2.7 Raymond R. Probst, “Good offices” ; in the light of Swiss international practice and experience, Dordrecht/Boston/London, 1989 ; excerpt : Chapter III, “Good offices”: The Swiss experience, p. 17-70
The titles of the chapters of the treaties are; “Good Offices”, “Good Offices and neutrality”, “Good Offices”: The Swiss experience, Swiss arbitral activity on the basis of the international treaties, Good Offices of a political nature, the protecting power, the “Geneva Mandate” of the “Protecting Power”, new forms of general “Good Offices” and “some final considerations”. The text at hand is an excerpt, it covers chapter III “Good Offices”, the Swiss Experience.
The text reproduced describes the tradition of “good offices” offered by Neutral Switzerland to the solution of international disputes. It has been one of the main instruments of the non-aligned country. “Good Offices” are not easy to grasp and to classify. It is no longer possible to get to the root of the matter by means of legal notions alone. The treatise The text at hand is based not an academic knowledge but on practical experience. Raymond Probst’s concept of international law is strongly moulded by his professional experience. The treatise reflects the experience of a Swiss Diplomat, “Good offices” being a concept, which brings positive effects for a small state committed to permanent neutrality. The instrument has been increasingly challenged as conciliation moved to international organizations, in particular the United Nations. It gradually left its traditional frame and moved into other pragmatic, political and even humanitarian spheres.

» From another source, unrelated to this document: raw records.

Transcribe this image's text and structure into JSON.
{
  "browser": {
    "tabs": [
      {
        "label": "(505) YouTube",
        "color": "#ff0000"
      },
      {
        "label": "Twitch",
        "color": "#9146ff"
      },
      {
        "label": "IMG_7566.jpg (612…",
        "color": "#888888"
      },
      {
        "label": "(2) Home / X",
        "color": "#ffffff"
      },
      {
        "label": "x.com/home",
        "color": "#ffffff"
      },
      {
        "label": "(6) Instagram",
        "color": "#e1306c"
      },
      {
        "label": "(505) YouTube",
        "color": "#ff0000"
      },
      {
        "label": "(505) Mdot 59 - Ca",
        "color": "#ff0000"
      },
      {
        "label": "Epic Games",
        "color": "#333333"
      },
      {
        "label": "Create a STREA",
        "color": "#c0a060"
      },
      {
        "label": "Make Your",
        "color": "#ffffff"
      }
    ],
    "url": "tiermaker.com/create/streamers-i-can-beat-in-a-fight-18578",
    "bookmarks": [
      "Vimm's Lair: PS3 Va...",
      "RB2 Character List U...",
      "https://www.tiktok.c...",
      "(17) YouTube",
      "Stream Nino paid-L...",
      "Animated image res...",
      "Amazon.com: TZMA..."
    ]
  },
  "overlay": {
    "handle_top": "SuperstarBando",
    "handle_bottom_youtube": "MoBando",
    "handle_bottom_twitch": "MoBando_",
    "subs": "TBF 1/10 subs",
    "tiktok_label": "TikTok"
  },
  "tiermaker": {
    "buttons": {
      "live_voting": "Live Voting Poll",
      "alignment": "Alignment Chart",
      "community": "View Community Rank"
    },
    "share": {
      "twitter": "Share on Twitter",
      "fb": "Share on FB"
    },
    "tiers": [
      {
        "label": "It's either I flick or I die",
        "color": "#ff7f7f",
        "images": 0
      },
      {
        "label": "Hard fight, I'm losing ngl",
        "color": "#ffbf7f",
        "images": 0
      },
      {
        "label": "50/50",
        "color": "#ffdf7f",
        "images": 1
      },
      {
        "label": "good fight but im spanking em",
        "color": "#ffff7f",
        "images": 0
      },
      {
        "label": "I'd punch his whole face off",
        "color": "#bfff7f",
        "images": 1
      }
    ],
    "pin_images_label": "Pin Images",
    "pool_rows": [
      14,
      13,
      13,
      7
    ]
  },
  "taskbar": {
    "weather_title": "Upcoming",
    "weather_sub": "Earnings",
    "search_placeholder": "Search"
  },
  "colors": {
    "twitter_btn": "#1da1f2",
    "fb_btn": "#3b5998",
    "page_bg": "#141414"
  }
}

Raymond Probst was a lawyer and diplomat of Switzerland. He was born in Riga (Latvia), and got his doctoral degree in international law at the University of Berne. He had many diplomatic functions, among others Assistant Legal Advisor to the Swiss Ministry of Foreign Affairs, 1957-1966, Deputy Head, Political Affairs Directorate, 1967-1976, roving Ambassador of the Swiss Government for Trade Negotiations, 1976 to 1980 Swiss Ambassador to the United States of America and from 1980 to 1984 Secretary of State, Swiss Ministry of Foreign Affairs. Until his retirement he was President of the Swiss Foreign Relations Association and a member of the International Committee of the Red Cross in Geneva. He had various appointments in the Economy.
The text at hand is an excerpt, it covers Chapter III: Good Offices: The Swiss Experience. The chapter deals with “good offices” in Swiss history and the history of the use of these legal instruments; “good offices” and mediation; with conciliation and arbitration; with international jurisdiction; the changing force of international arbitration and finally Switzerland’s active contribution to International Arbitration. The text at hand describes the Swiss practice of “good offices” in detail. The chapter is full of specific examples, illustrating a vital and recognised instrument of international law as part of Swiss foreign policy. “Good offices” are an important contribution of Swiss law and legal culture to the legal process of internationalization and globalization.